The Caddy, Volkswagen’s commercial van born as the Rabbit pickup, is already available in Europe and other markets, and the boon of commercial vans stateside has sparked interest in getting the the Caddy on American roads.
Volkswagen has set a goal of becoming the largest automaker in the world by 2018. Any implementation of a truck or van in the U.S. would take at least a year and an additional year – at a minimum – to begin building marketshare.
Is it possible we’ll have a new player alongside the Ram ProMaster, Ford Transit Connect, the coming Chevy-Nissan spawn Chevrolet City Express, the Nissan NV200 and its fully electric LEAF-based counterpart by 2016?

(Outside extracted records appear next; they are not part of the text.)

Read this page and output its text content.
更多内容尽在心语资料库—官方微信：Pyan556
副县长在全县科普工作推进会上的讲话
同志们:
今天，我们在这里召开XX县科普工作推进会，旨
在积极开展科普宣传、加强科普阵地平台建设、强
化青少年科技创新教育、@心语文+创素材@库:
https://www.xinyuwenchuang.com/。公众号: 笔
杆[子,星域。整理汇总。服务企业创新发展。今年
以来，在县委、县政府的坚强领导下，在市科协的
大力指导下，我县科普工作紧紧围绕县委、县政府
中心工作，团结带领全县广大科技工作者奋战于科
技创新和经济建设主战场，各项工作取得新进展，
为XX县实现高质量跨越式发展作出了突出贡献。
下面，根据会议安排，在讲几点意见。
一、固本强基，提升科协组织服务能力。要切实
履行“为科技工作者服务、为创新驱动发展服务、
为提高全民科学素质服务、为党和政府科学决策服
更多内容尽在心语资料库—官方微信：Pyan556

It’s not only possible, it’s likely. In Europe, the Caddy van comes in five variations. Don’t be shocked to find one or more on a roadway near you in the next 24 months.
“There are preliminary discussions but no definitive plans at the moment,” Browning told Reuters.
VW isn’t going to evolve into the global player it’s set its sights on without a truck entry in the U.S. market. With the commercial van segment growing, it only makes sense to bring the two over at the same time.
The Caddy’s four-cylinder common rail diesel engines already in use in Europe would be a good fit in a market thirsty for small displacement, fuel efficient engines.
Volkswagen’s got some inroads to make on horsepower, especially with the 2.0 turbo diesel truck engine. However, if the mixture of fuel economy, horsepower and sticker price come ashore in the U.S. as part of some perfect storm, 2018 could be a time to celebrate for VW.